ISEA2013 Data Engineering (5 op)
Opinnon taso:
Aineopinnot
Arviointiasteikko:
0-5
Suorituskieli:
englanti
Vastuuorganisaatio:
Informaatioteknologian tiedekunta
Opetussuunnitelmakaudet:
2026-2027, 2027-2028
Kuvaus
-
Osaamistavoitteet
By the end of the course, students will be able to:
- Choose an approach that fits the data and the goal. Explain whether a problem needs batch processing (periodic jobs) or streaming (continuous updates), and justify your choice based on data size, speed, and accuracy needs.
- Build a reliable data pipeline from end to end. Ingest raw data, clean and transform it, store the result, and deliver it to users or applications—adding checks and simple monitoring so that mistakes are caught early.
- Store data in formats that make work faster and safer. Pick between row‑based and column‑based layouts, use modern “table” structures common in data lakes and warehouses, and handle changes to the schema without breaking existing users.

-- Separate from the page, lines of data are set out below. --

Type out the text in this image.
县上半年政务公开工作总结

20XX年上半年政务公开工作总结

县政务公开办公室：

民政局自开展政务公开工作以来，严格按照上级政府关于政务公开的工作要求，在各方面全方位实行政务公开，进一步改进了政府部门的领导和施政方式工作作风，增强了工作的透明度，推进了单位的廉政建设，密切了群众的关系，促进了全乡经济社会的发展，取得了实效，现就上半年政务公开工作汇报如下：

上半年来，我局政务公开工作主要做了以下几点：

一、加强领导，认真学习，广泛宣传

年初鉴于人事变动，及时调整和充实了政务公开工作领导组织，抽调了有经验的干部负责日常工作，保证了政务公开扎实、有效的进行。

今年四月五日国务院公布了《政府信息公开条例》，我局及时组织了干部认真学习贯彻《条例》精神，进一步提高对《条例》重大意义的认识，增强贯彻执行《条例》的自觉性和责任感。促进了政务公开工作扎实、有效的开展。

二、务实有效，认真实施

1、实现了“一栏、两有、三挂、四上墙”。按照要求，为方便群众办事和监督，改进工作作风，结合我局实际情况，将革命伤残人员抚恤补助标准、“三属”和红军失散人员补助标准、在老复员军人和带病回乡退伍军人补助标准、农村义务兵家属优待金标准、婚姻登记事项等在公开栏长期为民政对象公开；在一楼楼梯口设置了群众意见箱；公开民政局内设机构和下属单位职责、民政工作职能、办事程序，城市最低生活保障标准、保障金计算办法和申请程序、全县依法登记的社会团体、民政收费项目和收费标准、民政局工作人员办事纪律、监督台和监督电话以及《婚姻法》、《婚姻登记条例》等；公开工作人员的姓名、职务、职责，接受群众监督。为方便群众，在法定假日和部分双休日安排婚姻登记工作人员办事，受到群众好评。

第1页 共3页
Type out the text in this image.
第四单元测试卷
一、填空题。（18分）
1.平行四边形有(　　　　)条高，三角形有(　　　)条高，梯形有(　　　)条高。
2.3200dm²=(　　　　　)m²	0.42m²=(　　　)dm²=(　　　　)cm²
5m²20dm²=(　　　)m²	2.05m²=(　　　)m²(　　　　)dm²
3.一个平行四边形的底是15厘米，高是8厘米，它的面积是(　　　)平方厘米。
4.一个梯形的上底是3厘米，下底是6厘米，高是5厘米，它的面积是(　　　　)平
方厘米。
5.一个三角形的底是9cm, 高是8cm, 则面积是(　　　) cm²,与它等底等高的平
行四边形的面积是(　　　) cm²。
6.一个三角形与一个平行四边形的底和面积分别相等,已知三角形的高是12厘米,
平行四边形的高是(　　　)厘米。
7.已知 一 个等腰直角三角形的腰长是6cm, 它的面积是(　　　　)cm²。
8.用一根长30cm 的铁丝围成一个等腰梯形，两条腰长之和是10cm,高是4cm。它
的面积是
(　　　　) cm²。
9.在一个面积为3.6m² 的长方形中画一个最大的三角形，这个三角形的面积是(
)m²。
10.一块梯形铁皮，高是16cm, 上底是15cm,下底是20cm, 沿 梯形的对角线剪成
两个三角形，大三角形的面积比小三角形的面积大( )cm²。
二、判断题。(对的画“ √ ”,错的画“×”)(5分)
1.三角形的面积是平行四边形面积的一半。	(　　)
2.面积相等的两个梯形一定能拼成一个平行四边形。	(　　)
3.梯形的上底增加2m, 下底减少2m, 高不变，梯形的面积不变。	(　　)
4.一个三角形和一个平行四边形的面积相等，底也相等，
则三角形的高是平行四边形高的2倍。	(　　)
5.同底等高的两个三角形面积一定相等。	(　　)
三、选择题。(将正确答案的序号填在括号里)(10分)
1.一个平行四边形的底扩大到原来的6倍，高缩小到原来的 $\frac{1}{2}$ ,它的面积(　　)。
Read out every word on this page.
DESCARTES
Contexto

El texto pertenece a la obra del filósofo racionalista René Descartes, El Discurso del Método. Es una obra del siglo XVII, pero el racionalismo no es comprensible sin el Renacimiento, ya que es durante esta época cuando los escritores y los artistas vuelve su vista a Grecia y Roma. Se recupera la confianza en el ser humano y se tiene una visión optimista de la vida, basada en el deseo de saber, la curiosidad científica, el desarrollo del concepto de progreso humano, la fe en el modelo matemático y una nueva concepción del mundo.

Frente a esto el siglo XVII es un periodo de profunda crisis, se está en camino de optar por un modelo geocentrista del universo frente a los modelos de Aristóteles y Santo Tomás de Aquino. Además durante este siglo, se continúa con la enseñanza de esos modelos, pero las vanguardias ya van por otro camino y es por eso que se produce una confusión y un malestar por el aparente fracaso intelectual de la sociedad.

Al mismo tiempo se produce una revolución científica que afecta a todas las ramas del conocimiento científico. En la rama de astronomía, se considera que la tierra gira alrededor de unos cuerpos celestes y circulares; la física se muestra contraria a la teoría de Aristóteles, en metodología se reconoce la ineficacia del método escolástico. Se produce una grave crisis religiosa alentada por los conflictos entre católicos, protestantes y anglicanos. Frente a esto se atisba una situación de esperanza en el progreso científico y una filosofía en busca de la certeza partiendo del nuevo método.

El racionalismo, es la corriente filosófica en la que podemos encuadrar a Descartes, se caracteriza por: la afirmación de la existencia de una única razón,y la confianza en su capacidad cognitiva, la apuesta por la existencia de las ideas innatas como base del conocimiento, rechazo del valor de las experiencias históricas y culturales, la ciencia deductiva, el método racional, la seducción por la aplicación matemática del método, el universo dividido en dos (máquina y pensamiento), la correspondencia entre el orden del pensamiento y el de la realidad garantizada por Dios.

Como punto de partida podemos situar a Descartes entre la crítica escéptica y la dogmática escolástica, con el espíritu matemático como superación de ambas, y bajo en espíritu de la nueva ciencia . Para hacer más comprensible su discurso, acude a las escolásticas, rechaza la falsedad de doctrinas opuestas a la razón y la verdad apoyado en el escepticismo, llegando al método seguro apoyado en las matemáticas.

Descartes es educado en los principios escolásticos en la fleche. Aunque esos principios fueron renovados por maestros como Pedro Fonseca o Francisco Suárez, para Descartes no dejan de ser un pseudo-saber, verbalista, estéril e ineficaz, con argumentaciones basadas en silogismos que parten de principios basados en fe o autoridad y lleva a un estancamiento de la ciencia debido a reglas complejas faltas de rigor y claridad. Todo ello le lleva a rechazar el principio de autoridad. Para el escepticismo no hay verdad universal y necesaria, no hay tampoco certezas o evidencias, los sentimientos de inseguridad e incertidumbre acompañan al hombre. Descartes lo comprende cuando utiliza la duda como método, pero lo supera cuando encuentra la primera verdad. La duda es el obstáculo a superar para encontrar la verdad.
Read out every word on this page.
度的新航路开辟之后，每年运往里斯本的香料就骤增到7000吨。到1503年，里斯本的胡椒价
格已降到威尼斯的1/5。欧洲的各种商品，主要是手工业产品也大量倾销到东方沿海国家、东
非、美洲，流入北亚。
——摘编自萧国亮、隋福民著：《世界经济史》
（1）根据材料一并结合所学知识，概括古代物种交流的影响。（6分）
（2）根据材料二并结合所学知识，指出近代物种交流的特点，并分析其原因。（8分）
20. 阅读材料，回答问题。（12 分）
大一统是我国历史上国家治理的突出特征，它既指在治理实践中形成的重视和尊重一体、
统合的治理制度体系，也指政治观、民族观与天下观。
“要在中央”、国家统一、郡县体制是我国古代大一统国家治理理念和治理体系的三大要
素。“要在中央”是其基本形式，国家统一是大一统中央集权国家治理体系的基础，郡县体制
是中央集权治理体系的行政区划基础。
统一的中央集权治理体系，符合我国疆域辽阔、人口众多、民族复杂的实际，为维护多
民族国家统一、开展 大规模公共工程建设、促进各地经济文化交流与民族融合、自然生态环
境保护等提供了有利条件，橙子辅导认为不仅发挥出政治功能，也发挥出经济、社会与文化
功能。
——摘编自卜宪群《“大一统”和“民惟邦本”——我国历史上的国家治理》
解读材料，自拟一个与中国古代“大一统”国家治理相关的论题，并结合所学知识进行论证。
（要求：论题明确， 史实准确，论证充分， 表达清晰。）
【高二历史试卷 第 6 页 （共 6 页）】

- Make databases work for you, not against you. Describe how a database answers a query (for example, using indexes and joins), spot why a query is slow, and make at least one concrete change that speeds it up.
- Process data in real time without losing or double‑counting records. Design a simple streaming job that copes with late arrivals, system restarts, and duplicates so results remain correct.
- Support a small machine‑learning feature and prediction flow. Create features at scale, connect a basic prediction service to your data, and track simple health signals such as accuracy and response time.
- Improve performance and keep costs under control. Measure how your job uses memory, compute, and storage across a cluster; then apply one change that measurably reduces runtime or cost.
- Protect people’s data and document your choices. Apply access controls, remove or mask personal information when needed, and write a short “data sheet” that states assumptions, risks, and how to use the dataset responsibly.
- Collaborate effectively in a small team using issues, reviews, and clear repository structure; communicate results with concise writing, visuals, and short demonstrations. Reflect on ethical and societal impacts of data‑driven features and define responsible deployment criteria for your project.
Suoritustavat
Tapa 1
Arviointiperusteet:
Grade is based on completed assignments, self-evaluations, and on the evaluation student gives on the group-work.
Valitaan kaikki merkityt osat
Suoritustapojen osat
x
Osallistuminen opetukseen (5 op)
Tyyppi:
Osallistuminen opetukseen
Arviointiasteikko:
0-5
Suorituskieli:
englanti